The aligner column can take on one of three values: bwa, bwa-mem2, or bsbolt. The BWA aligner is slower but requires less memory to index and run. The BWA-MEM2 aligner produces near-identical outputs much more quickly, but requires more memory to index and run. The BSBolt aligner is a BWA-based aligner and methylation caller for reads from a deaminating assay such as bisulfite conversion.
The restrictionEnzymes column describes the restriction enzymes (if any) used in the Hi-C digest. Hich recognizes REBASE enzyme names. For multi-enzyme digests, give a comma-delimited list of enzyme names such as DdeI,DpnII.
This example shows two experimental conditions, one nuclease-based digest (no entry in restrictionEnzymes) aligned to hg38 with the bwa aligner, the other a bisulfite-converted double restriction digest aligned using bsbolt to mm10.
condition |
[…] |
assembly |
aligner |
restrictionEnzymes |
|---|---|---|---|---|
human_microc |
hg38 |
bwa |
||
mouse_methyl_re |
mm10 |
bsbolt |
DdeI,DpnII |
Reference file columns
Column names: genomeReference, chromsizes, alignerIndexDir, alignerIndexPrefix, fragmentIndex
These columns specify URIs (local paths or web urls) to reference files that are necessary for certain sample processing steps.
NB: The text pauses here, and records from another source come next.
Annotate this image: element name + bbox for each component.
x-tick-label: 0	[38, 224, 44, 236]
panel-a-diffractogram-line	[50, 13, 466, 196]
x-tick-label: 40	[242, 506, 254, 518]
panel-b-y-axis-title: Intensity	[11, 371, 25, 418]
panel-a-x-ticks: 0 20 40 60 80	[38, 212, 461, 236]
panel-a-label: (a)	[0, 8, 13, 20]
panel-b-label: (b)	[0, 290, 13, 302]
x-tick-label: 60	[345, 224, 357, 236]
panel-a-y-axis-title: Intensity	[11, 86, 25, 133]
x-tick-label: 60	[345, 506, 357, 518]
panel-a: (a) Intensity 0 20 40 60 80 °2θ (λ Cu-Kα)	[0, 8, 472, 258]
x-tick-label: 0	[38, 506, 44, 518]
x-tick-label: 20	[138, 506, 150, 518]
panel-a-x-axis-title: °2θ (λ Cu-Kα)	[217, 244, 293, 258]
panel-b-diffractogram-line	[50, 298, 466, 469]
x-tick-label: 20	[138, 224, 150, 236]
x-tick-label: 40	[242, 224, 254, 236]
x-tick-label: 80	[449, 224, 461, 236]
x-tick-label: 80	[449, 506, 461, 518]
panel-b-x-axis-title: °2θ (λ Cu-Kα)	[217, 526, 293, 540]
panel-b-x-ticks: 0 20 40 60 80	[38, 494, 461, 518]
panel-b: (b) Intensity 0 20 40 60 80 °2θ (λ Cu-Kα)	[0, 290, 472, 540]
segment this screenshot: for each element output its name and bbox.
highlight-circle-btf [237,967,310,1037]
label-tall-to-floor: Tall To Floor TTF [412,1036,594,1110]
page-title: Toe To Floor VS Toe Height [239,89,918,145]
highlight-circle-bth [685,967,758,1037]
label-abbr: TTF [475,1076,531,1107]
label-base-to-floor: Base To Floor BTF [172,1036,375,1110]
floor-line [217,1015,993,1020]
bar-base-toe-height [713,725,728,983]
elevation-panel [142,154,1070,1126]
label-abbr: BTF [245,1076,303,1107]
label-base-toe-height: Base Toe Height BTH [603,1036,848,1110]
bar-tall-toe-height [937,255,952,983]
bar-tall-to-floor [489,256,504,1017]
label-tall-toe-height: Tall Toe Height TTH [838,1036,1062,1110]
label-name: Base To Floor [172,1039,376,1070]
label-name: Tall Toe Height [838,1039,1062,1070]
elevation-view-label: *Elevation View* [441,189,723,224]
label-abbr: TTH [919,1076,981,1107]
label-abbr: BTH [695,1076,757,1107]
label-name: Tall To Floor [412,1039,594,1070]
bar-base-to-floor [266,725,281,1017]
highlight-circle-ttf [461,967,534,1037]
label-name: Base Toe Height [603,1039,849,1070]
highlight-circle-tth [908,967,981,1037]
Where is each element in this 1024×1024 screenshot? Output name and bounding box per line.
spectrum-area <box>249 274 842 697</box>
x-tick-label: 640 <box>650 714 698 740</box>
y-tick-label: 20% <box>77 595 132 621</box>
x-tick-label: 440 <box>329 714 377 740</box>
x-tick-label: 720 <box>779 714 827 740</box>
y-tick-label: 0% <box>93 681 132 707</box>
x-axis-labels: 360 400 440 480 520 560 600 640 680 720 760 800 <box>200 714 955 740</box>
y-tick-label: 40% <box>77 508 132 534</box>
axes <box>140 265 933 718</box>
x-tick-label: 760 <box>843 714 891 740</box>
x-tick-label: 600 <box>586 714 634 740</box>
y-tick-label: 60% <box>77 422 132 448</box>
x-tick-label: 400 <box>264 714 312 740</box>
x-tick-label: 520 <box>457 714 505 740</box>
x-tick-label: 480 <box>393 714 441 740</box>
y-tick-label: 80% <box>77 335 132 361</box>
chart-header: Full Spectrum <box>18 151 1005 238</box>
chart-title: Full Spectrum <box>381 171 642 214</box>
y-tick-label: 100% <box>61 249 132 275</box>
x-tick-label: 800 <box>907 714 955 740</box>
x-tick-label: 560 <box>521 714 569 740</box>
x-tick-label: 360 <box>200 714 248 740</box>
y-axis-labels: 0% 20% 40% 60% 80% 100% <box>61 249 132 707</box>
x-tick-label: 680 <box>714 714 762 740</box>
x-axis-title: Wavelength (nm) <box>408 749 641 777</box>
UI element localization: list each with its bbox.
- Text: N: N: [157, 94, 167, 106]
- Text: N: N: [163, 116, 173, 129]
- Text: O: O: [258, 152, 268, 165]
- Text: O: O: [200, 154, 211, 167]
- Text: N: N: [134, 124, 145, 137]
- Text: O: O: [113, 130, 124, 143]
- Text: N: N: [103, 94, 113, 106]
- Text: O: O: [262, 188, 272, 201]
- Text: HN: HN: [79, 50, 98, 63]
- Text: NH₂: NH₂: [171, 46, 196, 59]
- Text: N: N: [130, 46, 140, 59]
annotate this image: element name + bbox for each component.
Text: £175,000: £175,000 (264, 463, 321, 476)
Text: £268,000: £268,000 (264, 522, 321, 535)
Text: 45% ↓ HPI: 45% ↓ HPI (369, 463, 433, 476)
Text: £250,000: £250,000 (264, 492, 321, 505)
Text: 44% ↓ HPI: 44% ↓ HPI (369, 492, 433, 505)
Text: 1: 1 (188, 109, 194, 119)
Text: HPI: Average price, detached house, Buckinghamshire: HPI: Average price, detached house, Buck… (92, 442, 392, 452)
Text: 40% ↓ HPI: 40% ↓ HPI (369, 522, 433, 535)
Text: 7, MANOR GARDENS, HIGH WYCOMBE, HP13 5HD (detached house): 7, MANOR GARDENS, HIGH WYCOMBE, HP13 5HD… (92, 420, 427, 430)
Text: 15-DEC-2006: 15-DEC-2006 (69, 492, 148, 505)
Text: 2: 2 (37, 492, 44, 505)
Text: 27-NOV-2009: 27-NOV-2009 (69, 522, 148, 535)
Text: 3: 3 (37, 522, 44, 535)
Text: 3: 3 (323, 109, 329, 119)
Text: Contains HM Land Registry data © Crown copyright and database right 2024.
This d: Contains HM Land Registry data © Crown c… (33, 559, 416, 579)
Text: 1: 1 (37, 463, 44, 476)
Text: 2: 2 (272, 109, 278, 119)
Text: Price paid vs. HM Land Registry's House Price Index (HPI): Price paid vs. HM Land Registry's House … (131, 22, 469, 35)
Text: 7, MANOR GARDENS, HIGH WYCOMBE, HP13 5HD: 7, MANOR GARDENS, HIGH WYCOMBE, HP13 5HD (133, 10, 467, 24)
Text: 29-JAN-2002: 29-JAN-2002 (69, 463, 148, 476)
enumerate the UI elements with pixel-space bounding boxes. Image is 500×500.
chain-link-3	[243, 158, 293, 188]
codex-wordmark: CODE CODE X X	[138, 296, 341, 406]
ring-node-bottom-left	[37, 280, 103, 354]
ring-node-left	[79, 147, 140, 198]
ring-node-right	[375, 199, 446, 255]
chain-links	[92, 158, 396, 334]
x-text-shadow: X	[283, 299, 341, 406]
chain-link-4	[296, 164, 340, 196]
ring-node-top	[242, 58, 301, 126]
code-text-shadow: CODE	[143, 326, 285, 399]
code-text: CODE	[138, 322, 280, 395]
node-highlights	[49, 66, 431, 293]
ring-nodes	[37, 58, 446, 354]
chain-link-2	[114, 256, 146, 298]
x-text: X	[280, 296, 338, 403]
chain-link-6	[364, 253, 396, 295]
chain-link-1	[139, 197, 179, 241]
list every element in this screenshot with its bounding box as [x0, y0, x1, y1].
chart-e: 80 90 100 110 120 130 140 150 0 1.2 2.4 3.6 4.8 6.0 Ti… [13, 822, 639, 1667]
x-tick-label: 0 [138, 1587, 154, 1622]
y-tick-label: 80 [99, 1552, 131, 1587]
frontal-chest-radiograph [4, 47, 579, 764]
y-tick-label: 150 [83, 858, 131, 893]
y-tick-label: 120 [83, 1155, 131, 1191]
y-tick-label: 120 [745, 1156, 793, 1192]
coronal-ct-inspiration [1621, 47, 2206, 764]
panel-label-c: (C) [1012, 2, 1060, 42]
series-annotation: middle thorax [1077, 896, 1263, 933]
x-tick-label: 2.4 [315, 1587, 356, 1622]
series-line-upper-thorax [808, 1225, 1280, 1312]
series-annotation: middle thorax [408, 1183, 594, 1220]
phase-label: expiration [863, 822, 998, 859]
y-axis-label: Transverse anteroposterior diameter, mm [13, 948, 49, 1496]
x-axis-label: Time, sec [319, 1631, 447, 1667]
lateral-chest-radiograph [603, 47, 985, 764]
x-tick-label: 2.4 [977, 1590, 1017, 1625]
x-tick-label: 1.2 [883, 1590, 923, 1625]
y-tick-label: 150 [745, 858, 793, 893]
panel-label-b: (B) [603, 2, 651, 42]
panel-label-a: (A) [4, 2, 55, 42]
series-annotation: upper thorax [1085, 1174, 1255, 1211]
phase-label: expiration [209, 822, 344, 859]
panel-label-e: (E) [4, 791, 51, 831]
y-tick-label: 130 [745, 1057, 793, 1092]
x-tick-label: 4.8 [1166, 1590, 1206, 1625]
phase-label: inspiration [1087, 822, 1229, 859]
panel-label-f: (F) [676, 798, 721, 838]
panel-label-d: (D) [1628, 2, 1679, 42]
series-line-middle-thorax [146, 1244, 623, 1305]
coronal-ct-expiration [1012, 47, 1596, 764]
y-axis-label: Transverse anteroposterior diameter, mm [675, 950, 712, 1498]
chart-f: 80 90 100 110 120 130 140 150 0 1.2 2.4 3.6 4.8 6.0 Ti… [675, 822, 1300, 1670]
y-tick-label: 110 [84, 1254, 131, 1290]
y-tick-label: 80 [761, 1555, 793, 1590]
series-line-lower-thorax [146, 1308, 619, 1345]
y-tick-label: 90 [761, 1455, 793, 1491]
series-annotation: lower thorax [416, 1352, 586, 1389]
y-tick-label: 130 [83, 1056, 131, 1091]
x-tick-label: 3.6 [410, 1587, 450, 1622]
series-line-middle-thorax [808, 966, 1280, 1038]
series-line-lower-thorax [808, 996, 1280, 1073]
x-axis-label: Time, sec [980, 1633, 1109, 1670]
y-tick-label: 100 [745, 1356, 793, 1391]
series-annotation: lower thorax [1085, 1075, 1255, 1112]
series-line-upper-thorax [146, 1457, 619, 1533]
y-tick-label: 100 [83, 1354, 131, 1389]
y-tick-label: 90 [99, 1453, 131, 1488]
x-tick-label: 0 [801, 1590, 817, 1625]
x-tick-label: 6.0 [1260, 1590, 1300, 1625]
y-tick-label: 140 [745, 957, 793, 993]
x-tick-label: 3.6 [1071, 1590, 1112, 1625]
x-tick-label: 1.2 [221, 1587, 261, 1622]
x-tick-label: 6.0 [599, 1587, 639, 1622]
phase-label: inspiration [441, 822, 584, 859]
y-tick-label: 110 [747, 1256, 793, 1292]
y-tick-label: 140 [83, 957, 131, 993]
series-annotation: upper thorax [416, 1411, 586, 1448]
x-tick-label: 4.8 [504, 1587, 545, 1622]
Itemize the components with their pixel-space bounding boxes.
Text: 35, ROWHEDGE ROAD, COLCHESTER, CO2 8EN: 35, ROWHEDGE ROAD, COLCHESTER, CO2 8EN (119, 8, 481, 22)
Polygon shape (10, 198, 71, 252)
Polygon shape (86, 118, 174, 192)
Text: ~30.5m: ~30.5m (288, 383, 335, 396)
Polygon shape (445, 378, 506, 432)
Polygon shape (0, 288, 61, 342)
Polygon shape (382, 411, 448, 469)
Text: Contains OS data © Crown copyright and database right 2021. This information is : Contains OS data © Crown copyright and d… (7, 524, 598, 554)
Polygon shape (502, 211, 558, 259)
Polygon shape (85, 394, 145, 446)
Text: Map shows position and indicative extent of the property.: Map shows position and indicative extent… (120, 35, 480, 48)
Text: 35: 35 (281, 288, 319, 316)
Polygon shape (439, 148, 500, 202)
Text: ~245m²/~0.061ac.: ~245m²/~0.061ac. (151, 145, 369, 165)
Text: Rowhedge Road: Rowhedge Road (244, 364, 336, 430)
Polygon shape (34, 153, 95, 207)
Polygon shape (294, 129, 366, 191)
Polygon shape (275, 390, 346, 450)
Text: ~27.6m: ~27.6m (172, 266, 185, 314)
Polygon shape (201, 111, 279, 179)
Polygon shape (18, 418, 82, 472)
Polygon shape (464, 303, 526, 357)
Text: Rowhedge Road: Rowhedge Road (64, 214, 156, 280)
If a sample’s input data is preprocessed beyond the step at which the reference file is needed, then it can be left out for that sample. These columns can be entirely left out if not needed for any samples. See the page on building reference files for information on how Hich can automatically and non-redundantly retrieve and build needed reference files, including the genome reference, chromsizes file, aligner index, and fragment index.
The genomeReference file is to a FASTA file with reference contigs, which can be downloaded by Hich during the run based on the assembly name for some assemblies. The chromsizes file is a two-column headerless file with chromosome names and sizes, which can be built by Hich from the genome reference. The alignerIndexDir and alignerIndexPrefix columns respectively label the directory in which the aligner’s index files for that genome reference are stored and the filename prefix for the files in the index. For example, if aligner indexes are at hich/bwa/bwa/index/hg38.*, then alignerIndexDir should be hich/bwa/bwa/index and alignerIndexPrefix should be hg38. The fragmentIndex column is a three-column headerless zero-indexed left-closed right-open BED file containing chromosome name, start and end position for restriction fragments for the digest. This is automatically produced and used by Hich to discard reads mapping to the same restriction fragment as likely resulting from undigested chromatin.
If unspecified, Hich will attempt to create these files and will hard-link them in resources/hich under subdirectories with sensible names.